War der neue Namenspatron der bisherigen Mohrenstraße nun selbst versklavt oder stammte er aus der Oberschicht eines Sklavenhändler-Volkes? Allein die Unklarheit zeigt einmal wieder, dass die „Postkolonialisten“ mit ihrem Furor falsch liegen.

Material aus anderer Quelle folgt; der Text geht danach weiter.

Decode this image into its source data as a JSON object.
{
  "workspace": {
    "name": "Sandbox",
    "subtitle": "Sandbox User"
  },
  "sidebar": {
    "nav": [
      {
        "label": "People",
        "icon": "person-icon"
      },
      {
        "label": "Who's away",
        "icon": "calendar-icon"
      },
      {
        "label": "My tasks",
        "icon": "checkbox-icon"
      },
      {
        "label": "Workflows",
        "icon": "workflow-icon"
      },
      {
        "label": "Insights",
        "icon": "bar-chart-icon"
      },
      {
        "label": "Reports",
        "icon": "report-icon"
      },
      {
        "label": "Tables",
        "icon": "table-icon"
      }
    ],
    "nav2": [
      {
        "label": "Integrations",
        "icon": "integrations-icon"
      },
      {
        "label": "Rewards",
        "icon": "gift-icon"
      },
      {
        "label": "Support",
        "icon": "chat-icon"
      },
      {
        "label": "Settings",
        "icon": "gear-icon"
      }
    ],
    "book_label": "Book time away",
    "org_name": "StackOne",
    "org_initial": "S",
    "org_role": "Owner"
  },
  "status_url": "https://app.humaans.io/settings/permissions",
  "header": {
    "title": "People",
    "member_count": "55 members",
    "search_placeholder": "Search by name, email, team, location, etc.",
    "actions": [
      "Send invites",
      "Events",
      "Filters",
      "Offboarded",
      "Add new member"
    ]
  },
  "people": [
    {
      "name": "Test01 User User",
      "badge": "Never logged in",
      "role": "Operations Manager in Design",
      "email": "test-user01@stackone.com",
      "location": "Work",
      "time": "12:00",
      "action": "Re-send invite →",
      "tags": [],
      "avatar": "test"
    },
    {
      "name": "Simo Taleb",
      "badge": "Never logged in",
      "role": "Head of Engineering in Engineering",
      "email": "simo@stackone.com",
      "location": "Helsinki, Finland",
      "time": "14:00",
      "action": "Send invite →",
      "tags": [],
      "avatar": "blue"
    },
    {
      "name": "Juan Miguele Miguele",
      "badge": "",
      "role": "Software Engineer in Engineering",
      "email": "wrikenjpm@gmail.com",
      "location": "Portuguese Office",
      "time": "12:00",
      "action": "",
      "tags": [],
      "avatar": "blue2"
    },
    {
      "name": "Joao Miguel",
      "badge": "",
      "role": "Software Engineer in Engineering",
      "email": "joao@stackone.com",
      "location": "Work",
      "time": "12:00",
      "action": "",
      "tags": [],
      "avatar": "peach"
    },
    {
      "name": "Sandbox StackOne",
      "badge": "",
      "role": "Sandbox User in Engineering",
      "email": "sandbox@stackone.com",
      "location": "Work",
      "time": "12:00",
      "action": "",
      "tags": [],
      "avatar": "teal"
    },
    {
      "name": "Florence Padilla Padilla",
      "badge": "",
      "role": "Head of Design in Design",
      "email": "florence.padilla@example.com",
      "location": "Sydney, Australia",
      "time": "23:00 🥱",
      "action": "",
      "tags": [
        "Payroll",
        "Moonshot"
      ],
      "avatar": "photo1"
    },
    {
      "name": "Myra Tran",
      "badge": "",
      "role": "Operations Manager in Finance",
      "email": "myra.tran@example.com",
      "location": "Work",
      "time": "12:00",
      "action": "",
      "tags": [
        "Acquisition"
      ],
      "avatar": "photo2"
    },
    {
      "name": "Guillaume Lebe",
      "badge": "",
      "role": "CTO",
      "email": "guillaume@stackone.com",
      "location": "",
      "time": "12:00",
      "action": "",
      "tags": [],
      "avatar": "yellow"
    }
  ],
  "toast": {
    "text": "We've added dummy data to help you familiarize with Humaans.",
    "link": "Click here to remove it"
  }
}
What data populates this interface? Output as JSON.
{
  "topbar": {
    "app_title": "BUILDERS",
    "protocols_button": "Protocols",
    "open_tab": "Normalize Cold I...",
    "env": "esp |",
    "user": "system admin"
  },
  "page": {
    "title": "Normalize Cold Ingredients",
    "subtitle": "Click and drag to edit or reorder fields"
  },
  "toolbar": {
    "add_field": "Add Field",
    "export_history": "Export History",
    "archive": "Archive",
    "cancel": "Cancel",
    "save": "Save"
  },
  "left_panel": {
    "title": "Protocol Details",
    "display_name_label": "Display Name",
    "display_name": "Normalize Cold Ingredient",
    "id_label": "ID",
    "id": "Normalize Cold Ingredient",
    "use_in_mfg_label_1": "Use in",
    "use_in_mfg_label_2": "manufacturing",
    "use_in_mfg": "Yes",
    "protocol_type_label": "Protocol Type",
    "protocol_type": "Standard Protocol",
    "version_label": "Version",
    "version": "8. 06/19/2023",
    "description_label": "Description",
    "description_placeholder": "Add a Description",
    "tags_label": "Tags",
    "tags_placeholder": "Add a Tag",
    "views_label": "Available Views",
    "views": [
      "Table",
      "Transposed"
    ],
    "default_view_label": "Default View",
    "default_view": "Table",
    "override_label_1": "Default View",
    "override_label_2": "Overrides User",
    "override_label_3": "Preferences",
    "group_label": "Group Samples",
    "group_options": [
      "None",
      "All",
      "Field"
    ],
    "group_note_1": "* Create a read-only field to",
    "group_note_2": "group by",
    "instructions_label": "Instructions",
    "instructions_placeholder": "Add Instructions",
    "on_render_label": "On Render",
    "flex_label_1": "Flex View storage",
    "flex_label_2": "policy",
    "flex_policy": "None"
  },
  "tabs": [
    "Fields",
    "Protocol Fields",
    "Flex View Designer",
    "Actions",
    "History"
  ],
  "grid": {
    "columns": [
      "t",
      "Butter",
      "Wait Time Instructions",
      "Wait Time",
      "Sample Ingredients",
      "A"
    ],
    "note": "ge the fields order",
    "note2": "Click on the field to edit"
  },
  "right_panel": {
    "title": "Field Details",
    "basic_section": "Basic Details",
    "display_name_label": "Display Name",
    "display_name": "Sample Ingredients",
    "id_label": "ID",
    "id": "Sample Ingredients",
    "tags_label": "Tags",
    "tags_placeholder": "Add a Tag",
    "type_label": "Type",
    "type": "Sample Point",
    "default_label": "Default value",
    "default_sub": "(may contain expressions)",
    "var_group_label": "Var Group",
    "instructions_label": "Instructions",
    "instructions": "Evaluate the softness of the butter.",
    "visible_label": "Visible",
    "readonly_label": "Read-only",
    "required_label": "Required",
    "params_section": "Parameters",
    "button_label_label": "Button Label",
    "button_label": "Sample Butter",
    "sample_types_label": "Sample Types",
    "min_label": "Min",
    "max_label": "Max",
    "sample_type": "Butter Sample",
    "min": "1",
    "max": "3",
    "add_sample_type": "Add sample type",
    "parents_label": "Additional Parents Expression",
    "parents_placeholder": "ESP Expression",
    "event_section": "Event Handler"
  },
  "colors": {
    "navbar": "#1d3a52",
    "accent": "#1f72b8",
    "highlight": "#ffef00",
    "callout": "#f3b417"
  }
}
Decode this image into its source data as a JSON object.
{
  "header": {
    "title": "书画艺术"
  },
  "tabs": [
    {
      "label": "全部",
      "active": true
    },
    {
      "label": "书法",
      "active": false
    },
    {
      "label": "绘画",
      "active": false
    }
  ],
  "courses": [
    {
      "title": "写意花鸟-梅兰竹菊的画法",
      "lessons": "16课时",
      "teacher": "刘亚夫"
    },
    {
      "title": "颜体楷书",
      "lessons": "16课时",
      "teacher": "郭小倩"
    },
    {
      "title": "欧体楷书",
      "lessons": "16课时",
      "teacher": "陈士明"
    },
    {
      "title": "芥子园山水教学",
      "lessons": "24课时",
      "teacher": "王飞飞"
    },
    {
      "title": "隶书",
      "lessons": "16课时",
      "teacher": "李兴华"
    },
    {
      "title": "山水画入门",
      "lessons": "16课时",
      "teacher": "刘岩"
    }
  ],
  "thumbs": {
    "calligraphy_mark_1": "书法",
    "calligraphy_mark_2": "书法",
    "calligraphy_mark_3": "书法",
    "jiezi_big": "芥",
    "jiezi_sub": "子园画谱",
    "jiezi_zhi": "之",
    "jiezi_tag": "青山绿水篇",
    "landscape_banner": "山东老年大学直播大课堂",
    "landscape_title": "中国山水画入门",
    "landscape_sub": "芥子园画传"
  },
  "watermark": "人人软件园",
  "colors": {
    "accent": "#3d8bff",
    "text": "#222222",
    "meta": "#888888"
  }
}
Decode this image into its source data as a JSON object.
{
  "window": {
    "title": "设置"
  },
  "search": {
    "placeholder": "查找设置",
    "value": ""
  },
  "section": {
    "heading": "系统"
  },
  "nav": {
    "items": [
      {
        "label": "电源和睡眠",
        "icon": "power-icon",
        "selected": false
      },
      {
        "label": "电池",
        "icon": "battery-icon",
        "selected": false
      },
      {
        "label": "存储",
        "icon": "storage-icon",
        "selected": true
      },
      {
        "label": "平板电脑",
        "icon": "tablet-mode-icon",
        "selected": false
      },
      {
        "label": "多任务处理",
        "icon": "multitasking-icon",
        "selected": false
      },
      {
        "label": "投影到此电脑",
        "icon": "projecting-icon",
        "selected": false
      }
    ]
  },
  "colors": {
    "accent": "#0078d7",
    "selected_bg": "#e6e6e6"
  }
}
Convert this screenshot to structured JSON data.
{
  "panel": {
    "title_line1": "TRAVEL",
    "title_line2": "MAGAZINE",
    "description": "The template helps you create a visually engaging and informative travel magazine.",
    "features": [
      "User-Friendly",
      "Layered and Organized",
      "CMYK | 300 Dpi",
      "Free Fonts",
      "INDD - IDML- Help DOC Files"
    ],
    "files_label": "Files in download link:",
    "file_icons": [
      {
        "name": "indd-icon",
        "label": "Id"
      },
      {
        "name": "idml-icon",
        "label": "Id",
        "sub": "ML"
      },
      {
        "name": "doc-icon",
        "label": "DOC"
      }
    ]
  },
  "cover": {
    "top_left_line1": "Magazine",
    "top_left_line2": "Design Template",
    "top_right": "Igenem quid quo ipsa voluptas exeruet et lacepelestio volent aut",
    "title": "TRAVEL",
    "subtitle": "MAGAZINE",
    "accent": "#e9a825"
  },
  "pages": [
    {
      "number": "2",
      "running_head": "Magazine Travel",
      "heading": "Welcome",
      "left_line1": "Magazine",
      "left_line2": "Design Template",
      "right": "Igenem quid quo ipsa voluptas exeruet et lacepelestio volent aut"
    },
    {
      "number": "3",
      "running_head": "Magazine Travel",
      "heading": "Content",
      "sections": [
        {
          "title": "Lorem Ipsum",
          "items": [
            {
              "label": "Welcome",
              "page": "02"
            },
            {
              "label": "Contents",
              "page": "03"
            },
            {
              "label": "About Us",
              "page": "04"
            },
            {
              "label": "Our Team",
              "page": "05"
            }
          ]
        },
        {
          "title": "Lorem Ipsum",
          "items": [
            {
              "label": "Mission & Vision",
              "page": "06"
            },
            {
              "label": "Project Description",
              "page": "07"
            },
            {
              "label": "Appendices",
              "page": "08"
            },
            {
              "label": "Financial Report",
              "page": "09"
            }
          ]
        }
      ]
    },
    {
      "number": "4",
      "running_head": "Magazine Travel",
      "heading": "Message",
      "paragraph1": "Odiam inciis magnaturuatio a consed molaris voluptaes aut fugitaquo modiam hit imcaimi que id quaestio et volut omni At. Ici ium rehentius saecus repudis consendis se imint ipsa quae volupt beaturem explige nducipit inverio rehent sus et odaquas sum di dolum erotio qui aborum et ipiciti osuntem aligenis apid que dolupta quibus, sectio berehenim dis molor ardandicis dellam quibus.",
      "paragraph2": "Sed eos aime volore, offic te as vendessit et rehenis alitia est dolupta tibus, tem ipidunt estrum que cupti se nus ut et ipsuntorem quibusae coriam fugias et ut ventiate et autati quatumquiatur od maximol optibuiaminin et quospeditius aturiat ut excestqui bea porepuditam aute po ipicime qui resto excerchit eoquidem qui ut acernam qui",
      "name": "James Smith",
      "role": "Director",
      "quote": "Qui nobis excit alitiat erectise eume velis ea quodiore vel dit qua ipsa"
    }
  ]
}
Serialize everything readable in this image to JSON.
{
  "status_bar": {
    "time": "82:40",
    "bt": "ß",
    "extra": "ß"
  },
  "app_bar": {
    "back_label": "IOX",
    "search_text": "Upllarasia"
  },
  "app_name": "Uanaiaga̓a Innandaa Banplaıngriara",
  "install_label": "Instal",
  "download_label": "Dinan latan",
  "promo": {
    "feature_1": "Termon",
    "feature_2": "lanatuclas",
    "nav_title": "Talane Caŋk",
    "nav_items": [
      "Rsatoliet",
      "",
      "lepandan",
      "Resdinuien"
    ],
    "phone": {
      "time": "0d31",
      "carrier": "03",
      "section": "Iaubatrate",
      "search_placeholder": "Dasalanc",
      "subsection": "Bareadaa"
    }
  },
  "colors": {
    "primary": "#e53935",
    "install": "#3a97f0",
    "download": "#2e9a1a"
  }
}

Gut gemeint ist in der Regel das Gegenteil von gut. Wobei im Falle des Streits über die Umbenennung der Mohren- in Anton-Wilhelm-Amo-Straße überhaupt erst einmal zu klären wäre, ob es hier jemand irgendetwas „gut gemeint“ hat – alle bisher bekannten Indizien deuten als Ursache des unnötigen Streits auf destruktiven Furor selbst ernannter Aktivisten.

Jedenfalls hat diese seit zehn Jahren laufende Diskussion bisher nur Verlierer produziert: natürlich die Anwohner, dann die Berliner Bezirks- und Landespolitik sowie die instrumentalisierte Justiz und die Steuerzahler. Aber auch die „Postkolonialisten“ stehen schlecht da, gerade wird mit Michael Zeuske einer der wichtigsten Sklavereiforscher beschädigt – und vor allem hat das Andenken an die hochinteressante Figur Anton Wilhelm Amo selbst gelitten.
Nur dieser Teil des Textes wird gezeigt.